In anderen Ländern wie z.B. in Großbritannien, USA, Kanada, Brasilien ist es auch heute noch weit verbreitet, dass mehrere Tierarten auf denselben Grünlandflächen zusammen oder auch nacheinander weiden.

Eine dichte Grasnarbe und geringe Weidereste sind positive Auswirkungen einer langjährigen Mischbeweidung.
Nicht nur das Fressverhalten der Tierarten unterscheidet sich.

Um Vor- bzw. Nachteile einer Mischbeweidung darzustellen, muss zunächst einmal eine Analyse des Verhaltens der einzelnen Tierarten durchgeführt werden. Erst diese Kenntnis ermöglicht es, das Verfahren auch einigermaßen sachorientiert und nicht emotional oder rein gefühlsmäßig einzuordnen. Da es in verschiedenen Ländern offensichtlich gut funktioniert, kann es nicht so ganz verkehrt sein.

  • Pferde: Mit kennzeichnend für das Verhalten der Pferde auf der Weide ist ihr intensiver Bewegungsdrang. Dabei bestehen jedoch recht deutliche Rassenunterschiede (als Beispiel seien hier nur Vollblüter, Kaltblüter genannt). Die Tiergewichte variieren ebenfalls sehr stark, z. B. zwischen Kaltblütern mit ca. 750 kg Lebendgewicht und Shettys mit ca. 80 kg Lebendgewicht. So unterschiedlich wie die Rassen, so unterschiedlich sind auch ihre Bedürfnisse und Ansprüche an Haltung und Ernährung (Weide).

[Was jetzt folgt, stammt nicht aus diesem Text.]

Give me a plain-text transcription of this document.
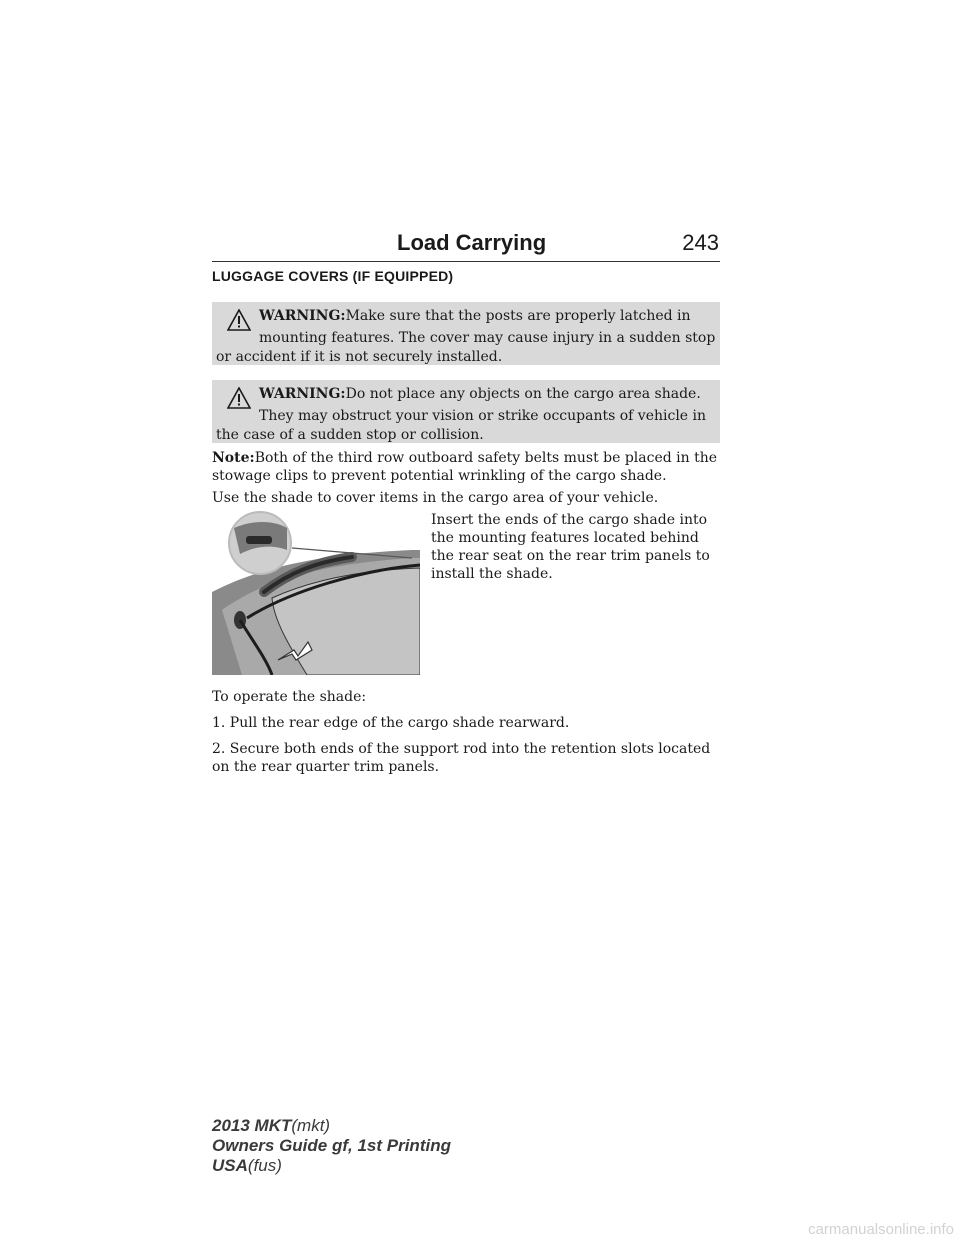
Load Carrying	243
LUGGAGE COVERS (IF EQUIPPED)
WARNING:Make sure that the posts are properly latched in
mounting features. The cover may cause injury in a sudden stop
or accident if it is not securely installed.
WARNING:Do not place any objects on the cargo area shade.
They may obstruct your vision or strike occupants of vehicle in
the case of a sudden stop or collision.
Note:Both of the third row outboard safety belts must be placed in the stowage clips to prevent potential wrinkling of the cargo shade.
Use the shade to cover items in the cargo area of your vehicle.
Insert the ends of the cargo shade into the mounting features located behind the rear seat on the rear trim panels to install the shade.
To operate the shade:
1. Pull the rear edge of the cargo shade rearward.
2. Secure both ends of the support rod into the retention slots located on the rear quarter trim panels.
2013 MKT(mkt)
Owners Guide gf, 1st Printing
USA(fus)
carmanualsonline.info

Gemeinsam ist aber allen der deutlich ausgeprägte Herdentrieb. Die Grasnarbe wird intensiv durch die Hufe, und den oftmals sehr tiefen Verbiss der Pferde strapaziert. Pferde sind sehr wählerisch und können sehr selektiv beweiden. In der Regel gibt es größere Flächenanteile und vor allem die Geilstellen, die nicht oder kaum angerührt werden, während in direkter Nachbarschaft oftmals die Grasnarbe bis unmittelbar an den Boden verbissen wird. Die Kotstellen treten häufig nur an einigen Stellen der Weide auf, den sogenannten Pferdetoiletten.
  • Rinder: Rinder haben nur einen relativ geringen Bewegungsdrang, allerdings gibt es auch hier, wenn auch nicht so ausgeprägt wie bei Pferden, Rassenunterschiede (z. B. Rotbunt, Schwarzbunt, Angus, Galloways und Limousin). Rinderklauen schonen den Boden deutlich besser als Pferdehufe, besonders bei feuchten Böden. Aber auch hier gibt es größere Unterschiede, da der Klauendruck auf die Narbe oder gar das Eindrücken der Klauen in die Narbe nicht nur von der Schwere der Tiere abhängig ist, sondern mehr von der Auflast pro cm2. Der Verbiss der Grasnarbe ist allgemein nicht so tief und die Beweidung ist flächiger und weniger selektiv als bei Pferden. Auch weniger gut schmeckendes Futter wird mit verbissen, wenn auch nicht so intensiv wie das wohlschmeckende.
  • Schafe: Man sagt, Schafe würden sich sehr gut eignen, um Weideflächen zu „verbessern“, auch weil sie die obersten Teile des Bodens mit ihren kleinen Klauen „verdichten“ und somit das Pflanzenwachstum in geringem Umfang anregen sollen; deshalb sprach man auch früher vom „Goldenen Tritt“. Durch ihr geringes Körpergewicht verursachen sie keine Trittschäden und sie sind in der Lage auch Grenzlagenflächen zu beweiden. Schafe können jedoch Pflanzen durch ihren sehr starken Verbiss auch schädigen, daher von früher auch der Hinweis auf den „Giftigen Zahn“. Im Gegensatz zur weit verbreiteten Meinung, ist die wirtschaftliche Schafhaltung auch an qualitativ besseres Futter gebunden, da sie Minderwertiges wie Horstrotschwingel, Rotes Straußgras und Schafschwingel zwar verbeißen, aber die Futteraufnahme solcherlei schlechten und schwer verdaulichen Futters ist gering. Sowohl die Zunahmen als auch die Milchleistung ist so miserabel, dass die Wirtschaftlichkeit nicht mehr gegeben ist. Damit würden sie dann auch endgültig aus der Landschaftspflege verschwinden.
  • Ziegen: Ziegen sind im Verhalten ähnlich wie die Schafe einzustufen. Sie sind jedoch unter den Wiederkäuern (leider) die reinsten Feinschmecker. Sie beweiden oftmals je nach vorhandener Vegetation sehr selektiv, fressen aber auch Pflanzen, die von anderen Tierarten gemieden werden (z.B. Büsche, Hecken, Obstbaumzweige, Breitwegerich, Hahnenfuß u.a.). Zudem sind sie viel lebhafter als Schafe. Man sollte unbedingt ein besonderes Augenmerk auf die ordnungsgemäße und für Ziegen geeignete Umzäunung legen. Ein altes Sprichwort besagt: „Wo der Kopf durchpasst, geht auch der Rest der Ziege durch“.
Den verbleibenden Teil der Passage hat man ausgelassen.